Há muitos exemplos ao longo da história de que os árabes e os judeus viveram juntos em harmonia, em vários períodos da história. Claro que a história de como chegámos ao lugar onde chegámos é longa. Há vários aspectos na pergunta que formulou. Sobre a música judaica do Iémen: os judeus sempre fizeram a sua própria interpretação da música local. Normalmente ligado com a língua que falam e com as escrituras sagradas. Por exemplo, na música judaica iemenita há canções na língua árabe iemenita e também canções em hebreu das escrituras sagradas. O que as separa em canções sagradas e circulares. Outra coisa única, é que os judeus acreditavam desde a destruição do Templo Sagrado, os judeus estavam pesarosos até este voltar a ser erguido. Aí não lhes era permitido tocar qualquer instrumento, pois isso é um símbolo de alegria. É por isso que esta música judaica iemenita é sobretudo accapela. O único instrumento permitido era um certo tipo de percussão que não é um instrumento em si, mas sim um objecto caseiro. Claro que esta música escutada por quem está de fora, soa totalmente arábica. Este é apenas um exemplo da profunda ligação que temos com a cultura árabe. No meu caso, é muito engraçado o facto de eu fisicamente parecer uma mulher árabe mas ser judia. Tenho uma amiga palestiniana com quem toco algumas vezes. Ela cresceu numa cidade árabe israelita, o pai é palestiniano, a mãe búlgara. Tem olhos verdes, pele mais clara. Quando estamos em palco ela parece-se mais com uma mulher judaica e eu com uma mulher árabe.
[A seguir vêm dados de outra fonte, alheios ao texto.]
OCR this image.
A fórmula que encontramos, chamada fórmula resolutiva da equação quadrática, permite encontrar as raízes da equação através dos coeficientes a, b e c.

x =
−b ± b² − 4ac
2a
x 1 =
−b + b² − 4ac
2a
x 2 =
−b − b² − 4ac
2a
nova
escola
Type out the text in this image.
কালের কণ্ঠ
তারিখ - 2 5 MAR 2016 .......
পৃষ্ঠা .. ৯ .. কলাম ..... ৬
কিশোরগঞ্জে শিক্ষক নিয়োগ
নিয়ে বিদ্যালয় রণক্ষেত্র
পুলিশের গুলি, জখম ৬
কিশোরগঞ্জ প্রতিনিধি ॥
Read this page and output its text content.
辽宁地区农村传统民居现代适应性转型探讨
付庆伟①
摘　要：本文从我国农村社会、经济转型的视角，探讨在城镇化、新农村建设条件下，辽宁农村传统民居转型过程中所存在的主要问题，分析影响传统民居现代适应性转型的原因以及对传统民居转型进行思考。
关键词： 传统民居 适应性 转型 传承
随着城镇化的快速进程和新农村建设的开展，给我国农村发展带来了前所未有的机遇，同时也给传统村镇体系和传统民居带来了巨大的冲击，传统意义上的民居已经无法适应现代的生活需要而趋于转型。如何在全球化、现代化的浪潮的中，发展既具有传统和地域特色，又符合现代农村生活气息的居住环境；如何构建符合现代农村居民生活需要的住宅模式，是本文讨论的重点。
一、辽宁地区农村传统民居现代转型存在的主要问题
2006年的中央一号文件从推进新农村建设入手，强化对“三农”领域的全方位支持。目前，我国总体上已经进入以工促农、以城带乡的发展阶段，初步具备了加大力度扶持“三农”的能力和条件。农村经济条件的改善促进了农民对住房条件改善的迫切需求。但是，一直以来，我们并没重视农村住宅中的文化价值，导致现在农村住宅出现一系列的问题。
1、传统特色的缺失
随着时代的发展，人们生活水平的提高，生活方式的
A situação actual em termos políticos é muito complicada. A religião tem um peso muito forte. Se fosse só em termos culturais, língua, comida, música, seria muito mais fácil. As semelhanças são muitas. A partir do momento em que a religião, honra, justiça, está envolvida, estamos em sarilhos. Porque os conceitos de honra e justiça sempre levaram o mundo ao caos, em vez de compaixão, entendimento, abertura de mente. Especialmente o fanatismo ligado com a justiça e honra leva-nos a um grande problema.

E, na sua opinião, como pode ser solucionado esse problema?

Com calma, com activismo de paz, diplomacia. Sobretudo com uma grande ajuda económica. São eles que têm o poder de dar às pessoas uma alternativa à violência e ao desespero. Se houver um grande investimento no desenvolvimento económico da região, mais diplomacia e interacção política usando a democracia para dar poder às pessoas que comunicam umas com as outras, mais a neutralização do fanatismo religioso, podemos seguir em frente.